Steve, remove your sub base plate and set your router as shown in this photo. See the small notch in the base towards the bottom right? This is where the through hole is drilled in your mounting plate. The handle passes through this hole and engages the small pin on the bottom of the fine adjusting knob.The hole is slightly larger than 1/2" and once you drill the hole with a 1/2" bit you can walk your drill around to slightly enlarge the hole to fit.

The silver arrow points to one of the knobs for attaching this router to a Triton table or to the routers accessories.


----------



## jw2170 (Jan 24, 2008)

Also, I note that in Mike's photo that the plunge lock button is pressed in.

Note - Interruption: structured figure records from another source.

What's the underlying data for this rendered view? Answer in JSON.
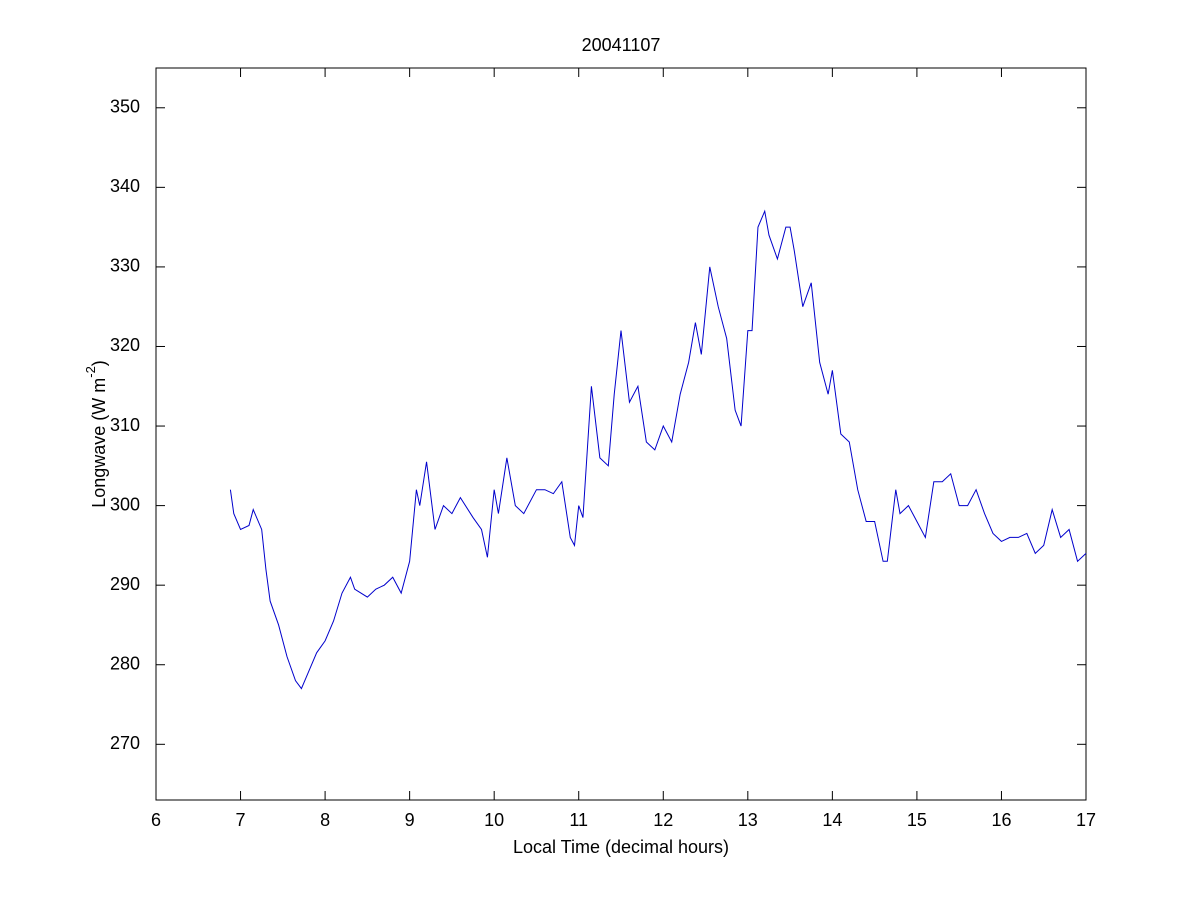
{
  "chart_data": {
    "type": "line",
    "title": "20041107",
    "xlabel": "Local Time (decimal hours)",
    "ylabel": [
      "Longwave (W m",
      "-2",
      ")"
    ],
    "xlim": [
      6,
      17
    ],
    "ylim": [
      263,
      355
    ],
    "xticks": [
      6,
      7,
      8,
      9,
      10,
      11,
      12,
      13,
      14,
      15,
      16,
      17
    ],
    "yticks": [
      270,
      280,
      290,
      300,
      310,
      320,
      330,
      340,
      350
    ],
    "grid": false,
    "x": [
      6.88,
      6.92,
      7.0,
      7.1,
      7.15,
      7.25,
      7.3,
      7.35,
      7.45,
      7.55,
      7.65,
      7.72,
      7.8,
      7.9,
      8.0,
      8.1,
      8.2,
      8.3,
      8.35,
      8.5,
      8.6,
      8.7,
      8.8,
      8.9,
      9.0,
      9.08,
      9.12,
      9.2,
      9.3,
      9.4,
      9.5,
      9.6,
      9.75,
      9.85,
      9.92,
      10.0,
      10.05,
      10.15,
      10.25,
      10.35,
      10.5,
      10.6,
      10.7,
      10.8,
      10.9,
      10.95,
      11.0,
      11.05,
      11.15,
      11.25,
      11.35,
      11.42,
      11.5,
      11.6,
      11.7,
      11.8,
      11.9,
      12.0,
      12.1,
      12.2,
      12.3,
      12.38,
      12.45,
      12.55,
      12.65,
      12.75,
      12.85,
      12.92,
      13.0,
      13.05,
      13.12,
      13.2,
      13.25,
      13.35,
      13.45,
      13.5,
      13.55,
      13.65,
      13.75,
      13.85,
      13.95,
      14.0,
      14.1,
      14.2,
      14.3,
      14.4,
      14.5,
      14.6,
      14.65,
      14.75,
      14.8,
      14.9,
      15.0,
      15.1,
      15.2,
      15.3,
      15.4,
      15.5,
      15.6,
      15.7,
      15.8,
      15.9,
      16.0,
      16.1,
      16.2,
      16.3,
      16.4,
      16.5,
      16.6,
      16.7,
      16.8,
      16.9,
      17.0
    ],
    "series": [
      {
        "color": "#0000cc",
        "values": [
          302,
          299,
          297,
          297.5,
          299.5,
          297,
          292,
          288,
          285,
          281,
          278,
          277,
          279,
          281.5,
          283,
          285.5,
          289,
          291,
          289.5,
          288.5,
          289.5,
          290,
          291,
          289,
          293,
          302,
          300,
          305.5,
          297,
          300,
          299,
          301,
          298.5,
          297,
          293.5,
          302,
          299,
          306,
          300,
          299,
          302,
          302,
          301.5,
          303,
          296,
          295,
          300,
          298.5,
          315,
          306,
          305,
          314,
          322,
          313,
          315,
          308,
          307,
          310,
          308,
          314,
          318,
          323,
          319,
          330,
          325,
          321,
          312,
          310,
          322,
          322,
          335,
          337,
          334,
          331,
          335,
          335,
          332,
          325,
          328,
          318,
          314,
          317,
          309,
          308,
          302,
          298,
          298,
          293,
          293,
          302,
          299,
          300,
          298,
          296,
          303,
          303,
          304,
          300,
          300,
          302,
          299,
          296.5,
          295.5,
          296,
          296,
          296.5,
          294,
          295,
          299.5,
          296,
          297,
          293,
          294
        ]
      }
    ]
  }
}
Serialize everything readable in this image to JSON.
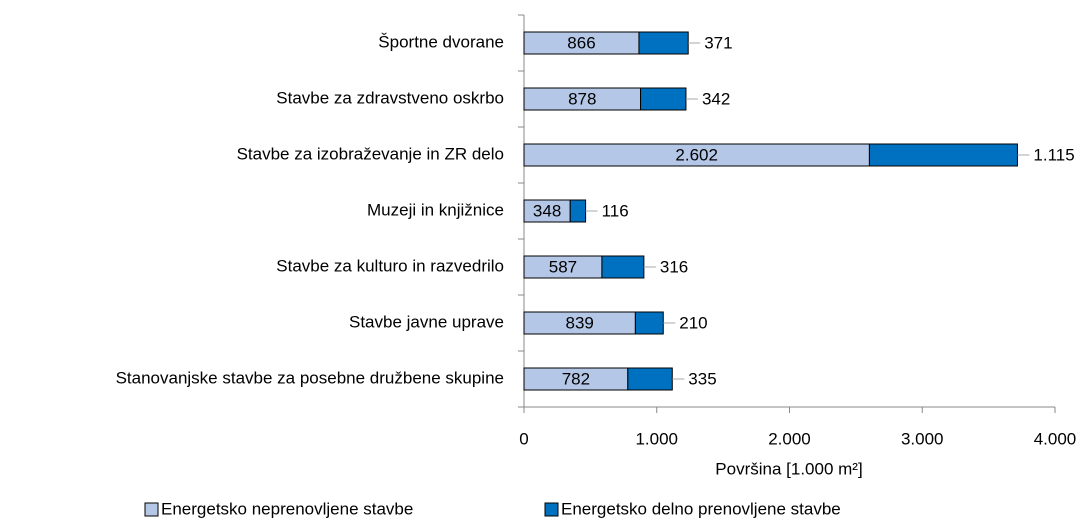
{
  "chart_data": {
    "type": "stacked_barh",
    "categories": [
      "Športne dvorane",
      "Stavbe za zdravstveno oskrbo",
      "Stavbe za izobraževanje in ZR delo",
      "Muzeji in knjižnice",
      "Stavbe za kulturo in razvedrilo",
      "Stavbe javne uprave",
      "Stanovanjske stavbe za posebne družbene skupine"
    ],
    "series": [
      {
        "name": "Energetsko neprenovljene stavbe",
        "color": "#b4c7e7",
        "values": [
          866,
          878,
          2602,
          348,
          587,
          839,
          782
        ],
        "value_labels": [
          "866",
          "878",
          "2.602",
          "348",
          "587",
          "839",
          "782"
        ]
      },
      {
        "name": "Energetsko delno prenovljene stavbe",
        "color": "#0070c0",
        "values": [
          371,
          342,
          1115,
          116,
          316,
          210,
          335
        ],
        "value_labels": [
          "371",
          "342",
          "1.115",
          "116",
          "316",
          "210",
          "335"
        ]
      }
    ],
    "xlabel": "Površina [1.000 m²]",
    "xlim": [
      0,
      4000
    ],
    "xticks": [
      0,
      {
        "value": 1000,
        "label": "1.000"
      },
      {
        "value": 2000,
        "label": "2.000"
      },
      {
        "value": 3000,
        "label": "3.000"
      },
      {
        "value": 4000,
        "label": "4.000"
      }
    ],
    "legend": "bottom"
  }
}
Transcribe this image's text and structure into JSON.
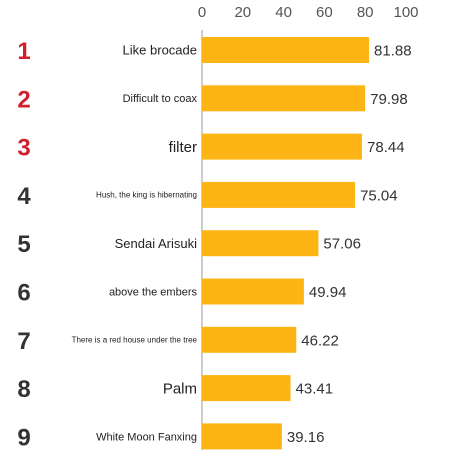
{
  "chart_data": {
    "type": "bar",
    "orientation": "horizontal",
    "categories": [
      "Like brocade",
      "Difficult to coax",
      "filter",
      "Hush, the king is hibernating",
      "Sendai Arisuki",
      "above the embers",
      "There is a red house under the tree",
      "Palm",
      "White Moon Fanxing"
    ],
    "ranks": [
      "1",
      "2",
      "3",
      "4",
      "5",
      "6",
      "7",
      "8",
      "9"
    ],
    "values": [
      81.88,
      79.98,
      78.44,
      75.04,
      57.06,
      49.94,
      46.22,
      43.41,
      39.16
    ],
    "value_labels": [
      "81.88",
      "79.98",
      "78.44",
      "75.04",
      "57.06",
      "49.94",
      "46.22",
      "43.41",
      "39.16"
    ],
    "x_ticks": [
      "0",
      "20",
      "40",
      "60",
      "80",
      "100"
    ],
    "xlim": [
      0,
      100
    ],
    "x_axis_position": "top",
    "grid": false,
    "title": "",
    "xlabel": "",
    "ylabel": "",
    "colors": {
      "bar": "#FDB515",
      "rank_top": "#D0202E",
      "rank_other": "#333333",
      "axis_line": "#999999"
    }
  }
}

For table work with the winder handle, the router has to be in ratchet mode. (the button must be out) Otherwise the fine adjuster will not work.


----------



## ploches (Mar 4, 2014)

Thank you, Mike and James! Very useful information. I have the Triton set up in the table now. Works like a charm. :happy:


----------



## chris kenney (Mar 15, 2015)

*1/4 collet new Triton router*

I have a new Triton router. My 1/4 collet does not seem to fit? I watched the Highlands Woodworking video on you tube and the host just seemed to easily screw it on the chuck. What am I missing here?? Thx.



Chris


----------



## DonkeyHody (Jan 22, 2015)

chris kenney said:


> I have a new Triton router. My 1/4 collet does not seem to fit? I watched the Highlands Woodworking video on you tube and the host just seemed to easily screw it on the chuck. What am I missing here?? Thx.
> 
> 
> 
> Chris


My guess is that you have a burr on the internal threads of the 1/4" collet. It should just screw on just like the 1/2" one.


----------



## MT Stringer (Aug 15, 2012)

I haven't had any trouble swapping collets on my Triton.
Good luck.


----------



## jw2170 (Jan 24, 2008)

There should be no problem changing collets on the TRA001.

As Andy said, there may be a problem with the 1/4" collet. Has it been cross threaded?


----------



## videator (Mar 11, 2015)

Chris, it is most likely burrs in the collet or arbor, or both... I bought 2 triton router that had burrs... One was pretty bad that neither collet would thread So I had to pull the Dremel out and de burr it.

Should never pass inspection without a functional gauge working... Like I posted in a different post: great router if you get one that is functional...


----------